Fibroids are related to infertility. There is a general agreement that submucosal leiomyomas negatively affect fertility, when compared to women without fibroids. Submucosal fibroids have a statistically significant negative effect on clinical pregnancy rates as reported by a meta-analysis of 13 studies, the study also showed a lesser extent of intramural fibroids on clinical pregnancy rates. About delivery rates, submucosal and intramural fibroids showed a negative impact. On the contrary, subserosal myomas did not show any effect on clinical pregnancy rates and delivery rates. Thus, submucous and intramural LMs are more involved for sterility and infertility cases due to alteration of uterine cavity and contractility, while subserosal fibroids do not seem to generate any obvious fertility issue.

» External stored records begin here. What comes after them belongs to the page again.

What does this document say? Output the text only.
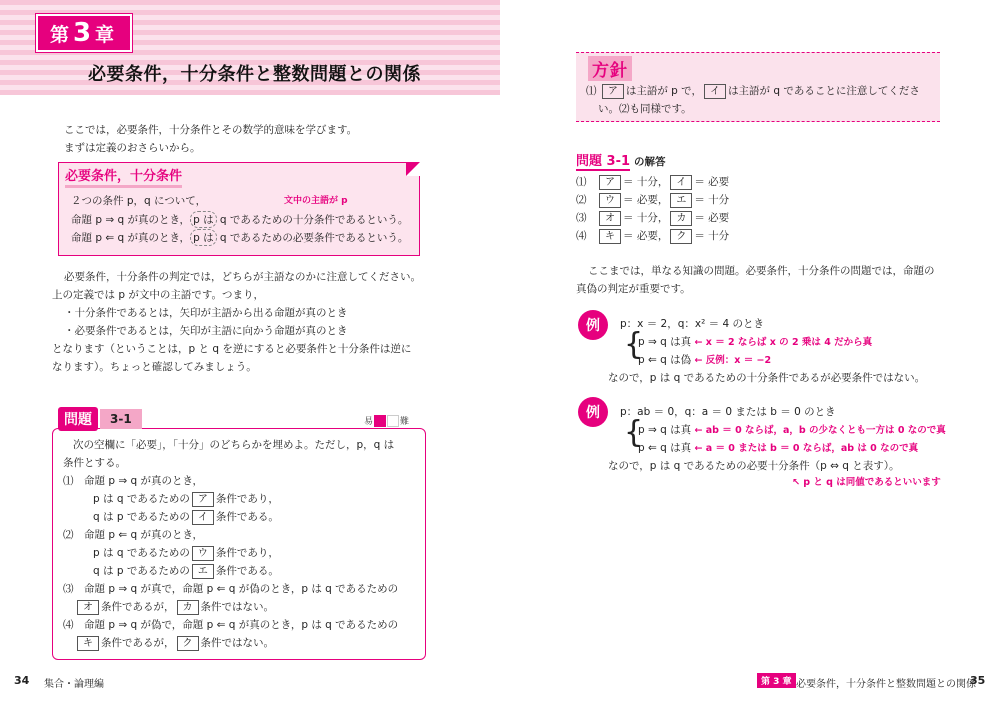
第 3 章
必要条件，十分条件と整数問題との関係
ここでは，必要条件，十分条件とその数学的意味を学びます。
まずは定義のおさらいから。
必要条件，十分条件
文中の主語が p
２つの条件 p，q について，
命題 p ⇒ q が真のとき， p は q であるための十分条件であるという。
命題 p ⇐ q が真のとき， p は q であるための必要条件であるという。
必要条件，十分条件の判定では，どちらが主語なのかに注意してください。
上の定義では p が文中の主語です。つまり，
・十分条件であるとは，矢印が主語から出る命題が真のとき
・必要条件であるとは，矢印が主語に向かう命題が真のとき
となります（ということは，p と q を逆にすると必要条件と十分条件は逆に
なります）。ちょっと確認してみましょう。
次の空欄に「必要」，「十分」のどちらかを埋めよ。ただし，p，q は
条件とする。
⑴　命題 p ⇒ q が真のとき，
p は q であるための ア 条件であり，
q は p であるための イ 条件である。
⑵　命題 p ⇐ q が真のとき，
p は q であるための ウ 条件であり，
q は p であるための エ 条件である。
⑶　命題 p ⇒ q が真で，命題 p ⇐ q が偽のとき，p は q であるための
オ 条件であるが， カ 条件ではない。
⑷　命題 p ⇒ q が偽で，命題 p ⇐ q が真のとき，p は q であるための
キ 条件であるが， ク 条件ではない。
問題	3-1	易	難
34 集合・論理編
⑴ ア は主語が p で， イ は主語が q であることに注意してくださ
い。⑵も同様です。
方針
問題 3-1 の解答
⑴　 ア ＝ 十分， イ ＝ 必要
⑵　 ウ ＝ 必要， エ ＝ 十分
⑶　 オ ＝ 十分， カ ＝ 必要
⑷　 キ ＝ 必要， ク ＝ 十分
ここまでは，単なる知識の問題。必要条件，十分条件の問題では，命題の
真偽の判定が重要です。
例	p：x ＝ 2，q：x² ＝ 4 のとき
{
p ⇒ q は真 ← x ＝ 2 ならば x の 2 乗は 4 だから真
p ⇐ q は偽 ← 反例：x ＝ −2
なので，p は q であるための十分条件であるが必要条件ではない。
例	p：ab ＝ 0，q：a ＝ 0 または b ＝ 0 のとき
{
p ⇒ q は真 ← ab ＝ 0 ならば，a，b の少なくとも一方は 0 なので真
p ⇐ q は真 ← a ＝ 0 または b ＝ 0 ならば，ab は 0 なので真
なので，p は q であるための必要十分条件（p ⇔ q と表す）。
↖ p と q は同値であるといいます
第 3 章 必要条件，十分条件と整数問題との関係
35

However, it is still not entirely clear how fibroids may cause infertility. The possible mechanism of impairing fertility also depends on the localization of the fibroid. As mentioned above, the type of fibroids most commonly associated with reduced fertility are submucosal fibroids. It is possible that these fibroids divert the blood flow from the overlying region of endometrium (uterine lining), which impairs its growth and proper function, and may prevent the embryo from successfully implanting.
A much more rare cause of reduced fertility are subserosal fibroids. Depending on their localization, large subserosal fibroids can obstruct the opening of the uterine tubes into the uterine cavity, preventing the embryo from entering the cavity and implanting. Very large or multiple fibroids that alter the overall shape of uterine cavity may be also associated with adverse pregnancy outcomes, such as miscarriage or abnormal fetal presentation, as the deformed uterus is not able to properly accomodate the developing fetus.